特色として、5年間の一貫教育、および専門教育の充実が挙げられる。一般教養が大学と比べて少ないものの、大学入試がないため[注 9]、大卒レベルの専門性が5年間と早い期間で身につくことを特徴としている。当初は、卒業生に対する需要が大きかった。
しかし高校の進学率が高まり、大学が拡充されていくにつれて、生徒にとって魅力のある学校づくり[注 2]や未来持続可能な学校づくりが求められるようになり、以下の施策が行われている。

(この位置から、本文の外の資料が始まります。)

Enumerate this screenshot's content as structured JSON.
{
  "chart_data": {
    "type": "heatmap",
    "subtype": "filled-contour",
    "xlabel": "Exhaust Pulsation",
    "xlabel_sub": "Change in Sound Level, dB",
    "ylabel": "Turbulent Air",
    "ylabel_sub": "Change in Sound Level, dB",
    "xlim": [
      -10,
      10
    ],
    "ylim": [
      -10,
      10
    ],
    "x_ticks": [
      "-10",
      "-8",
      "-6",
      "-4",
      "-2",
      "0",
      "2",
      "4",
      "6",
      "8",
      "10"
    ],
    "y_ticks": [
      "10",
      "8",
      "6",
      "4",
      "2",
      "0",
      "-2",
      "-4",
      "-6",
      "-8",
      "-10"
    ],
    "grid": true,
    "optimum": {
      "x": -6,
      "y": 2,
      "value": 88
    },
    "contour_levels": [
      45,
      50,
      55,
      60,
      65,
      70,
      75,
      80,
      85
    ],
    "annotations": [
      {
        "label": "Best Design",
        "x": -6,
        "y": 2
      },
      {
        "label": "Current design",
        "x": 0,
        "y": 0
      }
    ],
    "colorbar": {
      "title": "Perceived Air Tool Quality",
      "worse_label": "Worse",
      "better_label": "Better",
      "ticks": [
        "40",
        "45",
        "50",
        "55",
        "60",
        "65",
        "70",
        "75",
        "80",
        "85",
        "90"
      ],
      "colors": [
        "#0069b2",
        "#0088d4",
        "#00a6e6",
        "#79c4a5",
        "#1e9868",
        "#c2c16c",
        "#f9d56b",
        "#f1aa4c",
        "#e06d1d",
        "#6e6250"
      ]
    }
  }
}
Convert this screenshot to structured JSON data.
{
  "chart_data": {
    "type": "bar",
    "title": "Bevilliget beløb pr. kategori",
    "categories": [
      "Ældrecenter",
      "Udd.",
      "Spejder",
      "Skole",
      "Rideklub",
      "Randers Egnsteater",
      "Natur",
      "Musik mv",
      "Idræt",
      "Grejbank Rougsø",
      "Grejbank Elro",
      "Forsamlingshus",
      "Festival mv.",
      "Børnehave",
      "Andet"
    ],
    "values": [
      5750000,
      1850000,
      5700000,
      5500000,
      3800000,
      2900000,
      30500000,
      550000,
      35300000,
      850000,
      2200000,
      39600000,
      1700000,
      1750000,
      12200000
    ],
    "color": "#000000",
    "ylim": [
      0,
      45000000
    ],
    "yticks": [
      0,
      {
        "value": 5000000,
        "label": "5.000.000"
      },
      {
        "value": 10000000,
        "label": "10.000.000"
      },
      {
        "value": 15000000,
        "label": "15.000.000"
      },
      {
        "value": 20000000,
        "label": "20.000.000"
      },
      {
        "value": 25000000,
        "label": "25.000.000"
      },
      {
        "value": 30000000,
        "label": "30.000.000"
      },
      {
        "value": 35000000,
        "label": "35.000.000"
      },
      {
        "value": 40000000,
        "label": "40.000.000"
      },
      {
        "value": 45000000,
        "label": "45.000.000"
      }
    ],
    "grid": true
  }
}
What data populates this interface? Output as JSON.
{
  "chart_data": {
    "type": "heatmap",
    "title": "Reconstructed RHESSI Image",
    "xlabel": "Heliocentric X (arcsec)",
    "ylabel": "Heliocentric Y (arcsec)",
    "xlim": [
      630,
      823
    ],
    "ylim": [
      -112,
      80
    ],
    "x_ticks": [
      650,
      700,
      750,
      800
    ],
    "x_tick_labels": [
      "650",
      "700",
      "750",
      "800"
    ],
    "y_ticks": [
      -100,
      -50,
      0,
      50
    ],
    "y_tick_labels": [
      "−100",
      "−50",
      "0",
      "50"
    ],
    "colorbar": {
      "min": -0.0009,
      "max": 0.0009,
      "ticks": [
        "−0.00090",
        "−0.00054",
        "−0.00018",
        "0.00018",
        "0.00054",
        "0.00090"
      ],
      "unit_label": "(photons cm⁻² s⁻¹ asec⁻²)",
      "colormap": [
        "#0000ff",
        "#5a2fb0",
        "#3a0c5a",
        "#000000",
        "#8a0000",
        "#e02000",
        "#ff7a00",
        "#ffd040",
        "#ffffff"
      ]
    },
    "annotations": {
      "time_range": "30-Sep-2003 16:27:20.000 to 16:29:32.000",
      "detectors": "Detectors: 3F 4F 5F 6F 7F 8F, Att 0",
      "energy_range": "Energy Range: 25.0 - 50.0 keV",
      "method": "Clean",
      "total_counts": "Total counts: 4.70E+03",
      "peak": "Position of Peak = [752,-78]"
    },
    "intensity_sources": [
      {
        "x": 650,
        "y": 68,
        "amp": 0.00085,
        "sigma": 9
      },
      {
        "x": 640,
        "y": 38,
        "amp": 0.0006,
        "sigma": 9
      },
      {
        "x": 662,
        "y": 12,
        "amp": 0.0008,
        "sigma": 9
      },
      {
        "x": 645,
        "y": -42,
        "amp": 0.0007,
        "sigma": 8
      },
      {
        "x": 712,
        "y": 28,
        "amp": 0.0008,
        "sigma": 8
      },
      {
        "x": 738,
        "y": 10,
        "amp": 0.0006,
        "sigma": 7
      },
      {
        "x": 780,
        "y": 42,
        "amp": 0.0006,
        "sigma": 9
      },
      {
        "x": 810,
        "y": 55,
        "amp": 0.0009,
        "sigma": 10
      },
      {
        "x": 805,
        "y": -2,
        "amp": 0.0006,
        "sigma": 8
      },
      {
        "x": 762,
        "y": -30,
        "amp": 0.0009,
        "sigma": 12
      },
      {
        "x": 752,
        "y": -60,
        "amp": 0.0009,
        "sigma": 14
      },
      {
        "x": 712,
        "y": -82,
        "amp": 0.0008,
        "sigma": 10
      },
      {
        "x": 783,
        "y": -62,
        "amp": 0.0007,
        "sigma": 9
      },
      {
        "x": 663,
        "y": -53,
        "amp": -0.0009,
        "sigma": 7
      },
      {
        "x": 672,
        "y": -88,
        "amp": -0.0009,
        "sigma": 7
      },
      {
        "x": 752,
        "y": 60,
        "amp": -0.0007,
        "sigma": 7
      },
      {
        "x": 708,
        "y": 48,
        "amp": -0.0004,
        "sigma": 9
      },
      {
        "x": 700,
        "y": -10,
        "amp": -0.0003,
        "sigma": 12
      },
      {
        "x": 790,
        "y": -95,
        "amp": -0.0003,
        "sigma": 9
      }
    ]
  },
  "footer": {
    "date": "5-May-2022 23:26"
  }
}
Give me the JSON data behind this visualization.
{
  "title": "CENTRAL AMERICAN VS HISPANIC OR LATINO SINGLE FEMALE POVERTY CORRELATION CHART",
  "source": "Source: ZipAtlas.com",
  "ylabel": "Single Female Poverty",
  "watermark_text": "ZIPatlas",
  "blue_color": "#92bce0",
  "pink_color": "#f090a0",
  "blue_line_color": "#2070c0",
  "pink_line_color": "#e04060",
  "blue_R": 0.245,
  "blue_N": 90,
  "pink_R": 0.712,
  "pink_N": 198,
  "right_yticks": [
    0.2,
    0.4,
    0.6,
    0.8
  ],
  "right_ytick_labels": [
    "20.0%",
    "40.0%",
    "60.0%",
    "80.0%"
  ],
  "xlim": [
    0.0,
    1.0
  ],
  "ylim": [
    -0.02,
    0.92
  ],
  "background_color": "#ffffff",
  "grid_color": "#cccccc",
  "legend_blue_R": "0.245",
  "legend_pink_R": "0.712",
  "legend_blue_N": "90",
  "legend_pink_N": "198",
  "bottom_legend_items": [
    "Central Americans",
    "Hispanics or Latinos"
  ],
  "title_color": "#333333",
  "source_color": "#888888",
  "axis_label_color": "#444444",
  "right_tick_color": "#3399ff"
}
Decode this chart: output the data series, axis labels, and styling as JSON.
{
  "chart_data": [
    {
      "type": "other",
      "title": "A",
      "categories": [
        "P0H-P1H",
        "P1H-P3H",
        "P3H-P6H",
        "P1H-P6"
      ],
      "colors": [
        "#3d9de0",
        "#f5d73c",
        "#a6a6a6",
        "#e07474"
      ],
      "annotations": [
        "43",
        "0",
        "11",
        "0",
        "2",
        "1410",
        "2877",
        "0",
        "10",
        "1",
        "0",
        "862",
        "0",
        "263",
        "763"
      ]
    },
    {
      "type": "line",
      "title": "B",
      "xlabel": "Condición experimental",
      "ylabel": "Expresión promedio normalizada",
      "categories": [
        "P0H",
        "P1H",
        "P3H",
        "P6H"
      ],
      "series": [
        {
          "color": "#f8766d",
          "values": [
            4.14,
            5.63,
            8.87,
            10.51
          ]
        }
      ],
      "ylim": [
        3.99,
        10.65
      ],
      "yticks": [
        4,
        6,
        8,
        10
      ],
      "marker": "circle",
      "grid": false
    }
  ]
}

  1. 上位学校として、編入枠が多い豊橋長岡の国立技術科学大学の設置
  2. 学士学位を取得可能で、大学院進学が可能な2年制専攻科の設置
  3. 工業高校生などを対象とした4年次編入枠の創設
  4. 電波工業高専の近隣高専への統合と、無線従事者から無線機器のIT技術者育成への転換
  5. 商船高専の5年制機械、電気系学科の設置
  6. 富山高等専門学校宇部工業高等専門学校福島工業高等専門学校における経済・国際系学科の設置
  7. 高専ロボコンなど高専学生対象の行事の後援
  8. オリジナル色の強い高専の開校
    • 英語標準語化や海外留学カリキュラムへの組み替えを実施した国際高等専門学校への改組(旧・金沢工業高専)
    • 起業家育成教育重視の高専新設(神山まるごと高専)

日本国外への制度導入[編集]

国立高専機構は、タイモンゴルベトナムへ「日本型高専」と銘打って日本国外への高専制度導入を進めている[1]

関連項目[編集]

外部リンク[編集]

脚注[編集]

  1. 看護は高等学校本科と専攻科の5年一貫教育で対処する学校が多い。
  2. a b 学校教育法の義務教育の就学期間の制約から15歳未満生徒への飛び入学は高専では実施されておらず、浮きこぼれ生徒に早期にアカデミックな教育に触れる場になっていない。
  3. 野球協約でも2009年の鬼屋敷正人(元・巨人、当時・近畿大学工業高専に在学)の指名対象に伴い、高専3年修了見込者は高卒見込者同様に扱われるように改正され、ドラフトの対象になる。なお、鬼屋敷に続いて石井大智が高専出身者として2020年に阪神に指名されたが既卒であり、高専3修見込者や高専卒業見込者のNPBドラフト指名は鬼屋敷以降まだ無い。
  4. 3年次に進級できずに退学した生徒は高等学校卒業程度認定試験の対象となり高専での修得単位による科目免除もある。
  5. 大阪府は、神奈川、埼玉、山梨、滋賀、佐賀の各県と共に国立高専が設置されていない。
  6. 2004年には全国の国立高専を総括する国立高等専門学校機構が発足した。
  7. 現存の日本大学の他、明治大学にも設置されたが1956年(昭和31年)に廃止。
  8. 中等教育学校創設でも同様の論争があった。
  9. 線形代数、ベクトル力学など高3後期相当で繰り上げて学ぶものもある。